A Chinese firm recently built an entire villa on site with a 3D printer, so this is not the first building of its type, but this is still an impressive and forward-thinking project with a classical twist.
“When watching the first season of Game of Thrones I felt the historical era: the knights, the conquest, the spirit of competition,” said Rinat Brylin, Director General of Ekaterinburg cement plant. “I decided to build a house in the form of a small castle. Of course, I will not go to extremes and decorate all the guards in the knights with swords and shields, but the historical style is something I want to use.”
The Chinese 3D printed house had a distinctly printed look, including ridges in the walls. Brylin even flew out to visit the building and came away distinctly unimpressed. He reckoned the cement mixture was the root cause of the poor finish and he also mentioned a noxious smell due to the chemicals in the cement.
The Russian company wants to use this as a sales tool and is determined to get the details right. In fact, it wants to print walls so smooth that they do not even need plastering.
This would be a major step forward for the 3D printed construction industry. As he has a cement plant that supplies dry mixture to the demanding oil and gas industry on call, Brylin can experiment until he has the perfect 3D printable compound.
The company has opted for the more popular option of a 3D printer head mounted on a robotic arm and it’s huge. It is an impressive 8m tall, 8m long and 4m wide, so construction companies around the world might well be interested in the design.
The company laid traditional foundations, before it brought in the 3D printer. Less than two weeks later, the company had 50cm of tower constructed. “For us it is a holiday,” explained Brylin.
The 3D printer is capable of printing 50cm a day right now and the businessman is confident that, with a little development, he can produce an entire house in a matter of two or three days.
Just four people have worked on the project alongside Brylin himself and this can clearly cut the labor costs and time it takes to build a house. The walls are also built with a lattice structure, which reduces the amount of materials, retains structural integrity and also creates basic insulation from the air trapped in the wall.
The original budget for the project was just $23,000 (1.5 million Rubles). The company has spent twice that on the project, but has learned the painful lessons and is convinced it can build a 150m2 house for $8,000-$10,000 in the future.

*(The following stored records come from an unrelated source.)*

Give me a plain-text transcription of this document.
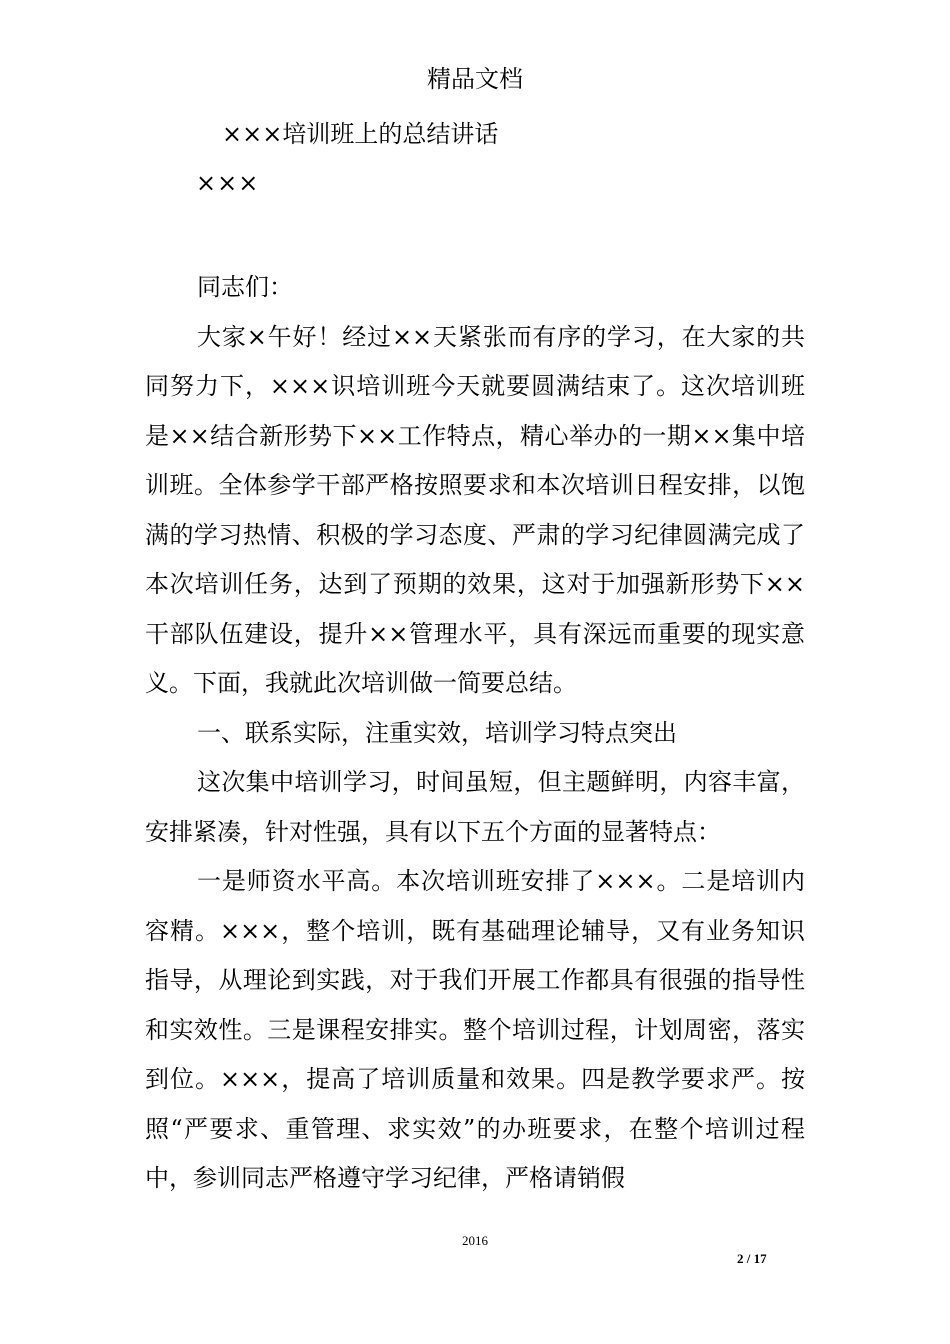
精品文档
×××培训班上的总结讲话
×××

同志们：

大家×午好！经过××天紧张而有序的学习，在大家的共同努力下，×××识培训班今天就要圆满结束了。这次培训班是××结合新形势下××工作特点，精心举办的一期××集中培训班。全体参学干部严格按照要求和本次培训日程安排，以饱满的学习热情、积极的学习态度、严肃的学习纪律圆满完成了本次培训任务，达到了预期的效果，这对于加强新形势下××干部队伍建设，提升××管理水平，具有深远而重要的现实意义。下面，我就此次培训做一简要总结。

一、联系实际，注重实效，培训学习特点突出

这次集中培训学习，时间虽短，但主题鲜明，内容丰富，安排紧凑，针对性强，具有以下五个方面的显著特点：

一是师资水平高。本次培训班安排了×××。二是培训内容精。×××，整个培训，既有基础理论辅导，又有业务知识指导，从理论到实践，对于我们开展工作都具有很强的指导性和实效性。三是课程安排实。整个培训过程，计划周密，落实到位。×××，提高了培训质量和效果。四是教学要求严。按照“严要求、重管理、求实效”的办班要求，在整个培训过程中，参训同志严格遵守学习纪律，严格请销假

2016
2 / 17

Producing the Winterfell-style tower has grabbed the attention of local developers and the company has already entered negotiations with a local developer to 3D print a number of buildings on a 40-hectare site. Brylin suggests they’ll need 6-10 3D printers, one man for each printer to monitor the process and very little else.
This is big news in the Russian construction industry, but it is only suitable for low-rise buildings as things stand. Brylin freely admits that the time it takes to install a crane or other structure means it is simply not cost-effective to use the 3D printer for high-rise construction.
The construction industry could well change beyond recognition in the coming years as 3D printing is slowly working its way into the public consciousness. A 3D printed office was recently installed in Dubai, even though this was printed offsite, and there are a number of new systems that promise on-site construction.
This Russian project is just one hot prospect. The Institute of Advanced Architecture of Catalonia is also working on an army of smaller robots that effectively sit on the wall they are printing, before crawling over the entire structure to fill in the gaps. The institute is also looking at ways to 3D print houses from soil, in situ, which would bring the cost of construction down still further to less than $1000 for the most basic house.
We may have to combine these methods to produce the perfect 3D printed building in situ, but it is a dream that is getting closer by the day. The 3D printed Game of Thrones' tower, meanwhile, should be finished by the end of September and we're looking forward to seeing the finished product.